Over the past few days, I have read and followed and participated in several Twitter threads about these questions of equity and diversity. One blog post by Matt Vaudrey could have been written by me (if I was a better writer, and maybe got a few more squares in privilege bingo). Two new people I found to follow on Twitter, Twila Dang and Morgan Fierst, pushed me hard to think more about the systemic racism that exists, and made me wonder where I and my school still have work to do. Because the fact is that the moment a student becomes my student, their background, their previous experiences, every math class that they’ve experienced in the past is a real part of them, but it cannot be an excuse for why I can’t help them to be the best mathematician that they can be during the time I get to spend with them. As I write this, I realize that I’ve taken great care to focus on students with disabilities and non-male students, to help these traditionally disenfranchised groups see their potential and embrace their abilities in mathematics. I am proud of the work I’ve done in this area, and receive a lot of positive feedback and accolades. I have to wonder, though, why I haven’t made the same concerted effort with students of color. After 16 years of teaching, it’s a difficult realization, but one that I’m glad I finally made. Maybe this is the catalyst for the next phase of my teaching career. I think I have more clarity on my goal for year 17 and beyond, but I welcome any suggestions and feedback.

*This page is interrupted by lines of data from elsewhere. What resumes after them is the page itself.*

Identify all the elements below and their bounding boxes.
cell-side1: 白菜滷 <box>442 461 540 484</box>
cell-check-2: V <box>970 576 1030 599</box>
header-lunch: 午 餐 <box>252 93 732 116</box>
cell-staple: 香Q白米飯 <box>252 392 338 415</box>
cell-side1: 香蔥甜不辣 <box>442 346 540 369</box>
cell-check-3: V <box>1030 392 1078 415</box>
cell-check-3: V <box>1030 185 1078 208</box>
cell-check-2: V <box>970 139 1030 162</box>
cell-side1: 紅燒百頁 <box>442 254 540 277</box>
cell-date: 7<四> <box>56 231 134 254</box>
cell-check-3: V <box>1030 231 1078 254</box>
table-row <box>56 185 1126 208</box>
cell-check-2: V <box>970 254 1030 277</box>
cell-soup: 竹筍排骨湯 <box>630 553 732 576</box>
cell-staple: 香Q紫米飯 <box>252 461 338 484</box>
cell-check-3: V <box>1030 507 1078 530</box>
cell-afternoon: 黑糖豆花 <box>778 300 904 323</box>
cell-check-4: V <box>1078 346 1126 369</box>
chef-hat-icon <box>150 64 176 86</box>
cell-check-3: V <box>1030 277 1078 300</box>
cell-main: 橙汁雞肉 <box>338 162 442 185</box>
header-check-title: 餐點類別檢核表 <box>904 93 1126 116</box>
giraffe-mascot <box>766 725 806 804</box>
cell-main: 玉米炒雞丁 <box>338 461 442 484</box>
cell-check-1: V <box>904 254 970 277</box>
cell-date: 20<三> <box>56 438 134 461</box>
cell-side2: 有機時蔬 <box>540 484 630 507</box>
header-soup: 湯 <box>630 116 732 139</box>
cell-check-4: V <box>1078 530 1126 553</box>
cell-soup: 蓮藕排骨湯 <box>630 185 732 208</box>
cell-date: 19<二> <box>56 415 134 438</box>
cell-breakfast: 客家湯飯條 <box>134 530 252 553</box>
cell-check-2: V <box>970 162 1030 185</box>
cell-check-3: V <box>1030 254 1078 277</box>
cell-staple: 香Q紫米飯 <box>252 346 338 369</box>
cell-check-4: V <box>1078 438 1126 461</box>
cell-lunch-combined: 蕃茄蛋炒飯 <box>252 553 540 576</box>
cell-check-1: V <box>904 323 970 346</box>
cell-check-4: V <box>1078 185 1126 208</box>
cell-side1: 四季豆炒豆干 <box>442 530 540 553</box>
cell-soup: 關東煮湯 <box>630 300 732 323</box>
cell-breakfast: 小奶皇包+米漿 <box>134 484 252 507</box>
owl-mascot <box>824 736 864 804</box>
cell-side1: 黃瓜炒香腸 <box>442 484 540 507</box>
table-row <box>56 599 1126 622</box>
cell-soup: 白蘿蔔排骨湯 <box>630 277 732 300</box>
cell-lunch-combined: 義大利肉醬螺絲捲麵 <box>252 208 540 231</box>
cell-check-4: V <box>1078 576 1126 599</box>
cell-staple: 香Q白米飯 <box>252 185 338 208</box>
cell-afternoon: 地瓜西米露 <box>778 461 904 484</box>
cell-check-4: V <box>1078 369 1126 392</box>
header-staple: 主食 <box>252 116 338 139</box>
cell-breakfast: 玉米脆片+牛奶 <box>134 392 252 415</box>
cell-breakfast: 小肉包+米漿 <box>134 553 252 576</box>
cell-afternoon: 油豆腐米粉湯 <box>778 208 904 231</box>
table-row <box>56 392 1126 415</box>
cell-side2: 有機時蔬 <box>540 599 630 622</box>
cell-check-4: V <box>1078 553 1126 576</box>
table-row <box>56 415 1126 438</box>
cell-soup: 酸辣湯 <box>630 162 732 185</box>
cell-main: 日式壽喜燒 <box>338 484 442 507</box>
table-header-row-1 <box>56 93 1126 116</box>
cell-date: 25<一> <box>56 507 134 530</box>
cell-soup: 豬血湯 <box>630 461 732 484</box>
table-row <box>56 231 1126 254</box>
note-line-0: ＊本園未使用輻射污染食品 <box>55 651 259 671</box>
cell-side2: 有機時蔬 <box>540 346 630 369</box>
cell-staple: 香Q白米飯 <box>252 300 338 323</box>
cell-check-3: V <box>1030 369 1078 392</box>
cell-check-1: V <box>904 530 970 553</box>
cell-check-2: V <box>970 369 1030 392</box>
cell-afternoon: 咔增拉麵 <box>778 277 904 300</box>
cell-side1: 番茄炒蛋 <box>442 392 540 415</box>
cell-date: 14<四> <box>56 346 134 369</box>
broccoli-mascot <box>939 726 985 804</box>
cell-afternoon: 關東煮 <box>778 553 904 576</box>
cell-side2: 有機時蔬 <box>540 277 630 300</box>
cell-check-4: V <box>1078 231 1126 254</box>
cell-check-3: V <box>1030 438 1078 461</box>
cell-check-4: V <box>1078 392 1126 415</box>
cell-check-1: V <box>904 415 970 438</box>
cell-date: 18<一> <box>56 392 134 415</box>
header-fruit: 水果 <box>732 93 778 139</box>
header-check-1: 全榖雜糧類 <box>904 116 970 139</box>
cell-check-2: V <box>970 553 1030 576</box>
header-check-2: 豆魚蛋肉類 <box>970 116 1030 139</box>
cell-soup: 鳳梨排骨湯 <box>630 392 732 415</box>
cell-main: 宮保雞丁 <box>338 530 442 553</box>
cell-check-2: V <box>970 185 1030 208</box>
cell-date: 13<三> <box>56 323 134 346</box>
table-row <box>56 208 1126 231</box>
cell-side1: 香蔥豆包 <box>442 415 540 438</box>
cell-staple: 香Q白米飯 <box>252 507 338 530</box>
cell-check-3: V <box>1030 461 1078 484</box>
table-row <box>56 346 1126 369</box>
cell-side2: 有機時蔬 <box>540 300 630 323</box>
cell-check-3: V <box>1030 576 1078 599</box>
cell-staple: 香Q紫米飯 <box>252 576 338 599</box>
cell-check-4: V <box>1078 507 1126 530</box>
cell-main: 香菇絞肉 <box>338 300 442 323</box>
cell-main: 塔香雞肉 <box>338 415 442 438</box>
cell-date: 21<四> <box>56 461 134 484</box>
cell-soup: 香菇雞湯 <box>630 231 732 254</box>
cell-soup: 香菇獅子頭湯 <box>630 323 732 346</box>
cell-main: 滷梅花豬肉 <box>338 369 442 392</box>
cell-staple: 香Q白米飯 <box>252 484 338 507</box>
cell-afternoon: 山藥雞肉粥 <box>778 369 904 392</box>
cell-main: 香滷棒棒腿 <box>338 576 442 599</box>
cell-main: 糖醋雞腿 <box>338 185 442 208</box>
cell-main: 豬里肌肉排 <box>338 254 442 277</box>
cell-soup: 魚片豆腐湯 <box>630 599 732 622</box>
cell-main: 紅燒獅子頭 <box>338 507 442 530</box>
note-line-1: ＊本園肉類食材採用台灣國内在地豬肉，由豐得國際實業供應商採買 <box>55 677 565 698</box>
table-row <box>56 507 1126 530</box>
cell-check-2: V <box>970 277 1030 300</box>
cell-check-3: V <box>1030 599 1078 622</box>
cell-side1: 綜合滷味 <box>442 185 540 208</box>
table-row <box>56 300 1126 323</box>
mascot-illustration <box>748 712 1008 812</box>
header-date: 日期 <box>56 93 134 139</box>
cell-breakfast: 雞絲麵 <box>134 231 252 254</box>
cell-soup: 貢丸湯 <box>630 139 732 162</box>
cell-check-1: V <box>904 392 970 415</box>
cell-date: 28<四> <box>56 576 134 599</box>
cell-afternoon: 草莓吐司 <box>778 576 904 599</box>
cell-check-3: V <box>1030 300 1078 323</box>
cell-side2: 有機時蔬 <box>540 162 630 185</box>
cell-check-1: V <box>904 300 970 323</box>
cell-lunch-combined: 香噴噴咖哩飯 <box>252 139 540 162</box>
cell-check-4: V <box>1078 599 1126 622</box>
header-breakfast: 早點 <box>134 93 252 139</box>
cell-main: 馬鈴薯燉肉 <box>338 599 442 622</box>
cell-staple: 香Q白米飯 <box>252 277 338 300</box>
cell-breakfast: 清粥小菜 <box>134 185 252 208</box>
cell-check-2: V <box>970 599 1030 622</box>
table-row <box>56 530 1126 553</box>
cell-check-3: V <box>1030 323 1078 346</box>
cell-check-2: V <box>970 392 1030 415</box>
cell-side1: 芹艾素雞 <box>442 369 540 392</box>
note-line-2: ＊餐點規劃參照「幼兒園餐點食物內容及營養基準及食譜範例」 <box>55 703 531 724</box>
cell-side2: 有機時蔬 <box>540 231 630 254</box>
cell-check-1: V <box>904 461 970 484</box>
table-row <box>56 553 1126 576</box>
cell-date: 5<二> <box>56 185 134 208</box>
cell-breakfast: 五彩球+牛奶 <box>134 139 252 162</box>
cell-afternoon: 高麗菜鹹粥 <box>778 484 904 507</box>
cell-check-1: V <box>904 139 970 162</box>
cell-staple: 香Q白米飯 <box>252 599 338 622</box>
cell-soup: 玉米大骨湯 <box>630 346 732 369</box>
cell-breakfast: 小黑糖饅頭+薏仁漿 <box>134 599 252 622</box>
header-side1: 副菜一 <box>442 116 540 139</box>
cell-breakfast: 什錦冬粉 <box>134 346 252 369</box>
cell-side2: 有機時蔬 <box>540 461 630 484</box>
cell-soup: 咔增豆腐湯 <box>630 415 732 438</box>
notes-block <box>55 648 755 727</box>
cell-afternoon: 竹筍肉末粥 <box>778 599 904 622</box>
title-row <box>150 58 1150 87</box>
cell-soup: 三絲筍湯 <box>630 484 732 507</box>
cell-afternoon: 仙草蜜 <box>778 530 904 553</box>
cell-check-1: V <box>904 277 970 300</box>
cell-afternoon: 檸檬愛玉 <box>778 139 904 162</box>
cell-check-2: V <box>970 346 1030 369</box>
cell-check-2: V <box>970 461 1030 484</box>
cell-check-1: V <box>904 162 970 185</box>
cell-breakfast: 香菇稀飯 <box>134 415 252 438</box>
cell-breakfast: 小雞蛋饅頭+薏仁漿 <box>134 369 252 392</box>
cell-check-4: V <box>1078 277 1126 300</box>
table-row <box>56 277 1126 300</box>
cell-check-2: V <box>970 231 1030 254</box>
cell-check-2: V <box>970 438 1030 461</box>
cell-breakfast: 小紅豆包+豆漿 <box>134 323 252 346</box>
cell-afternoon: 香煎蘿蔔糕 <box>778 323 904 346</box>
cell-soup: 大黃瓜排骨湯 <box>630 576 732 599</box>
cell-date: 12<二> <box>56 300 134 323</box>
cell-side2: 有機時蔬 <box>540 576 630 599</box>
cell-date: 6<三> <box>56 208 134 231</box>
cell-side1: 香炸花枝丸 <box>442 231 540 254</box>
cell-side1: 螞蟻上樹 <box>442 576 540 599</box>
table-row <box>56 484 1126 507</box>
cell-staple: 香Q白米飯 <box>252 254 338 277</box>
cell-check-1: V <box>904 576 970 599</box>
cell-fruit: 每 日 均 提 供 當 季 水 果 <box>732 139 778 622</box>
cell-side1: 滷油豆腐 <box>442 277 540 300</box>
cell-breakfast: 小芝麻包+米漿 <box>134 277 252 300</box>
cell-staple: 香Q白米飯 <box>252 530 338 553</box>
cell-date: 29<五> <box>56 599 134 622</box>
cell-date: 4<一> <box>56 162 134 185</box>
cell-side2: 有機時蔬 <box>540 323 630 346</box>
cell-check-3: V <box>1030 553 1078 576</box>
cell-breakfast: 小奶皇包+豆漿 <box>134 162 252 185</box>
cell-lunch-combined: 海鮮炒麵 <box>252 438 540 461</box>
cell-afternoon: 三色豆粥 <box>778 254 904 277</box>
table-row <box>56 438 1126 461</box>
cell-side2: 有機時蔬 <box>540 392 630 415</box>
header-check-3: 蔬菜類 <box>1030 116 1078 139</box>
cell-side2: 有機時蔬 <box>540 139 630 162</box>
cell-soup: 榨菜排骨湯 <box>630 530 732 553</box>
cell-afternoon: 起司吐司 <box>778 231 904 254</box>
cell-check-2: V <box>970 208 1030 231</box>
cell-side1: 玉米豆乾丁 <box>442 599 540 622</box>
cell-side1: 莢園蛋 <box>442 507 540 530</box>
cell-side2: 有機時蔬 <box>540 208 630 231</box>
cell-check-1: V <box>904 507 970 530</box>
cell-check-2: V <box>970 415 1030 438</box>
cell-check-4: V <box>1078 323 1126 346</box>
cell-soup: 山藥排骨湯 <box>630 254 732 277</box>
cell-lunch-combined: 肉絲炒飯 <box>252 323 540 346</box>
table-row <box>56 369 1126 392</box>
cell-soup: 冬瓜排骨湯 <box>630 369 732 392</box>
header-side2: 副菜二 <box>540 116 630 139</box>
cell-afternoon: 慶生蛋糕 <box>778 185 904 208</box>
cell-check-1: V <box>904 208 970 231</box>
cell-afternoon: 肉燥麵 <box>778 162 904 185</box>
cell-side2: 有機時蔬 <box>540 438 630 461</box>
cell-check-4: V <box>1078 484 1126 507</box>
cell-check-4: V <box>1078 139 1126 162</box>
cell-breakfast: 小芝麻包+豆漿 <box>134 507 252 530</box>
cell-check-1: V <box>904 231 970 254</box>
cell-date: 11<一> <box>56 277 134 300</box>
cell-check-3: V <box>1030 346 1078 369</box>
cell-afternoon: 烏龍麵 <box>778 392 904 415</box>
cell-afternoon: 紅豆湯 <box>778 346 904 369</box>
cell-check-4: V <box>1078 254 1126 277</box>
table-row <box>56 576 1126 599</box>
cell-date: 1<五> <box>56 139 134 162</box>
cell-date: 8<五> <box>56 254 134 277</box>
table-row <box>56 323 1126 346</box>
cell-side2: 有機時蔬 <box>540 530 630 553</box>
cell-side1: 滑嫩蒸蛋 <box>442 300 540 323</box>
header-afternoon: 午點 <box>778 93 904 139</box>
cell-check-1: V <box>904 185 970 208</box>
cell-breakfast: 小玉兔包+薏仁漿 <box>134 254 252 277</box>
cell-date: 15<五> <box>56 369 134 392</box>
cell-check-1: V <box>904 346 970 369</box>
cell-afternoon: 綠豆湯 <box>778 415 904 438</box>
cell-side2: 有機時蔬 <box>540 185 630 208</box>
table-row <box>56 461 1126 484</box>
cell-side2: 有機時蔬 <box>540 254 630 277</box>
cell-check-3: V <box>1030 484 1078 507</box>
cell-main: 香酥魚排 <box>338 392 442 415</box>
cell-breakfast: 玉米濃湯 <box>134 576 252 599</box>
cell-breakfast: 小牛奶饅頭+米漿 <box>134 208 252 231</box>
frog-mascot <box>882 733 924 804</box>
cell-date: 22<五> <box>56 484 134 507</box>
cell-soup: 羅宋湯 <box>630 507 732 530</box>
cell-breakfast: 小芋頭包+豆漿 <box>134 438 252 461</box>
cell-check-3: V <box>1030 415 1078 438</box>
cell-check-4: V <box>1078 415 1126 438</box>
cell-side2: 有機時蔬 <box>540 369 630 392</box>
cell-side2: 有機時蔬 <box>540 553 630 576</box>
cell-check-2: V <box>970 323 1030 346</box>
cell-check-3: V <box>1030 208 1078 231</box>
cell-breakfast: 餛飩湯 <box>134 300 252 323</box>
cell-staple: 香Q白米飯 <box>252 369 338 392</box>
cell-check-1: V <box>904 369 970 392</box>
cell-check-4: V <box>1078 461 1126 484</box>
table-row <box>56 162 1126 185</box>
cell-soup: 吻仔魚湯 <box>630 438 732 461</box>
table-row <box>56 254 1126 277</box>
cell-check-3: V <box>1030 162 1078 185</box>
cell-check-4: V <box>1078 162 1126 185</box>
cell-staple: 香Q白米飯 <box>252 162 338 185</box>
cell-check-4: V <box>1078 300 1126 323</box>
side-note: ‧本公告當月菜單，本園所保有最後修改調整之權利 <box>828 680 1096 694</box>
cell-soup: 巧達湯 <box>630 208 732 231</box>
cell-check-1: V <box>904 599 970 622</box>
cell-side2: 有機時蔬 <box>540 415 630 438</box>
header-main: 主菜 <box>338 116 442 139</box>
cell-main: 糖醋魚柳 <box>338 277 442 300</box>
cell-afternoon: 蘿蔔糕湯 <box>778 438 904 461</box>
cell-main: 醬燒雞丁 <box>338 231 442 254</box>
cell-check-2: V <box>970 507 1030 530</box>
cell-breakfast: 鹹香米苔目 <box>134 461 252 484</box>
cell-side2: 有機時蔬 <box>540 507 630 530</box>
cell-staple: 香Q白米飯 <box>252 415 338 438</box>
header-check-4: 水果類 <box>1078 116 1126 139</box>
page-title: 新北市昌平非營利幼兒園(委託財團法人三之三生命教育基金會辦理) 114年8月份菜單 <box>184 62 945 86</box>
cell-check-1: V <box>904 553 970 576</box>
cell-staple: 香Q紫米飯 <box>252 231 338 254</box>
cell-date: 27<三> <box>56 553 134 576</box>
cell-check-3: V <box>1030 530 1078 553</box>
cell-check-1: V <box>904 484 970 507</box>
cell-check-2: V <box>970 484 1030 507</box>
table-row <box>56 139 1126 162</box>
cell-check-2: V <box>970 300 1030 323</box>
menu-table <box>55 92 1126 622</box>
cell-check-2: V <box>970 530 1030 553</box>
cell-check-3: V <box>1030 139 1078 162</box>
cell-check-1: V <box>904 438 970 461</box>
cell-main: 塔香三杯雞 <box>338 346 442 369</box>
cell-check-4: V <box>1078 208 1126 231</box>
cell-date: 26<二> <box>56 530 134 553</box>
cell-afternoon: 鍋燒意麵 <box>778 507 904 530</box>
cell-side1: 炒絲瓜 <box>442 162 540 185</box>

*To be clear, there is a diversity of economic backgrounds within each ethnic group, and I don’t have the hard data. I believe it is sufficient to say that most of our students from wealthier families are white and many of our students of color come from families and neighborhoods that most would consider lower-income. There are always exceptions to these generalizations. I also acknowledge that I am only discussing white, black, and brown students, and leaving out other significant parts of our population. I also haven’t brought learning differences into this post, which would further complicate the discussion, but these should all be important parts of any discussion of equity in education. I guess that’s the difference between an informal blog post and the book I wish I had the time (and skill) to write.

3 thoughts on “Seeking My Role in Diversity in HS Math Classes

  1. Thanks for writing such personal and reflective post about things that are very difficult to articulate. It made me think about a number of things I can do in my role at my school as well.